This morning,I got all ready to do my daily weigh-in. I got naked, took off my watch and wedding ring, spat in the sink three times, and made sure I had no lint in my belly button.
But then I didn’t weigh myself.
I just couldn’t. I know that with the pre-race taper, as well as (much more importantly) the post-race hogfest, I’m bound to have gained some weight. I know my body well enough to make a guess: I bet I weigh 170 pounds. But I just couldn’t stand the thought of looking at the numbers and knowing for sure.
With the Leadville 100 over ’til next year and no important riding events/races on the horizon, my "carrot" – an important reason, fixed in time, for me to lose weight – is gone. And without the carrot, setting up the "sticks" (negative consequences for my failing to meet my goals) like the daily weigh-in and the Fat Cyclist Sweepstakes have lost their appeal.

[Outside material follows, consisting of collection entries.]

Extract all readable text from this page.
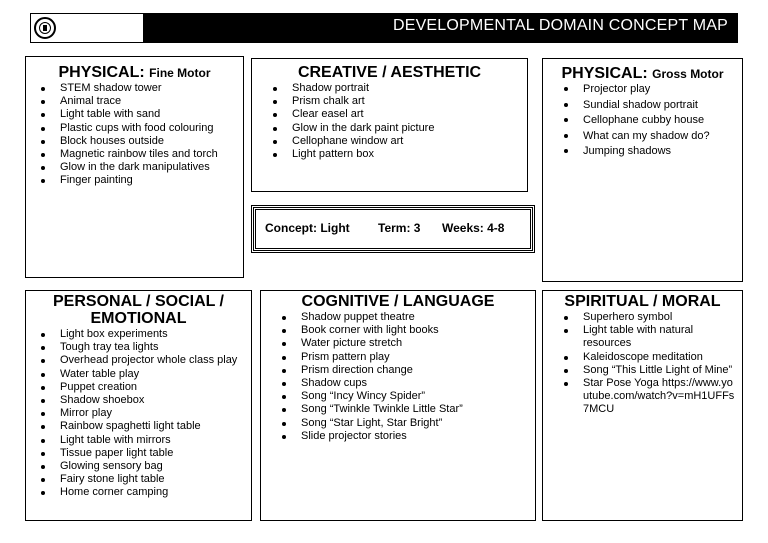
THE UNIVERSITY OF
NOTRE DAME
AUSTRALIA
DEVELOPMENTAL DOMAIN CONCEPT MAP
PHYSICAL: Fine Motor
STEM shadow tower
Animal trace
Light table with sand
Plastic cups with food colouring
Block houses outside
Magnetic rainbow tiles and torch
Glow in the dark manipulatives
Finger painting
CREATIVE / AESTHETIC
Shadow portrait
Prism chalk art
Clear easel art
Glow in the dark paint picture
Cellophane window art
Light pattern box
Concept: Light Term: 3 Weeks: 4-8
PHYSICAL: Gross Motor
Projector play
Sundial shadow portrait
Cellophane cubby house
What can my shadow do?
Jumping shadows
PERSONAL / SOCIAL /
EMOTIONAL
Light box experiments
Tough tray tea lights
Overhead projector whole class play
Water table play
Puppet creation
Shadow shoebox
Mirror play
Rainbow spaghetti light table
Light table with mirrors
Tissue paper light table
Glowing sensory bag
Fairy stone light table
Home corner camping
COGNITIVE / LANGUAGE
Shadow puppet theatre
Book corner with light books
Water picture stretch
Prism pattern play
Prism direction change
Shadow cups
Song “Incy Wincy Spider”
Song “Twinkle Twinkle Little Star”
Song “Star Light, Star Bright”
Slide projector stories
SPIRITUAL / MORAL
Superhero symbol
Light table with natural resources
Kaleidoscope meditation
Song “This Little Light of Mine”
Star Pose Yoga https://www.youtube.com/watch?v=mH1UFFs7MCU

In short, I need a new carrot. Maybe a 24 hour MTB race. Maybe an epic road ride or race that I’ve never heard of before – one with lots of climbing. Something I can look forward to, and have a reason to train for.
I’m open to suggestions. And since I’ve blown my biking travel budget for the foreseeable future, having it be located in the NorthWest is a must.
This raises the larger issue: Do I have a prayer of ever reaching a point where I don’t have to combat my eating inclinations in order to ride the way I want to be able to? I mean, suppose I manage to get back to 150 pounds – yay for me! – and then also manage to finish under nine hours at Leadville next year. What happens next? Well, unless I find something new and exciting to give me a reason to stay skinny, I wager that I’d gain about 7 pounds the next month, 5 the following, and be back into the 180s by Thanksgiving.
Wow, I’ve just succeeded in totally bumming myself out.
Today’s weight: OK, I promise. Tomorrow I’ll weigh myself, and I kick off the Fat Cyclist Sweepstakes again. I’ll find a new carrot soon.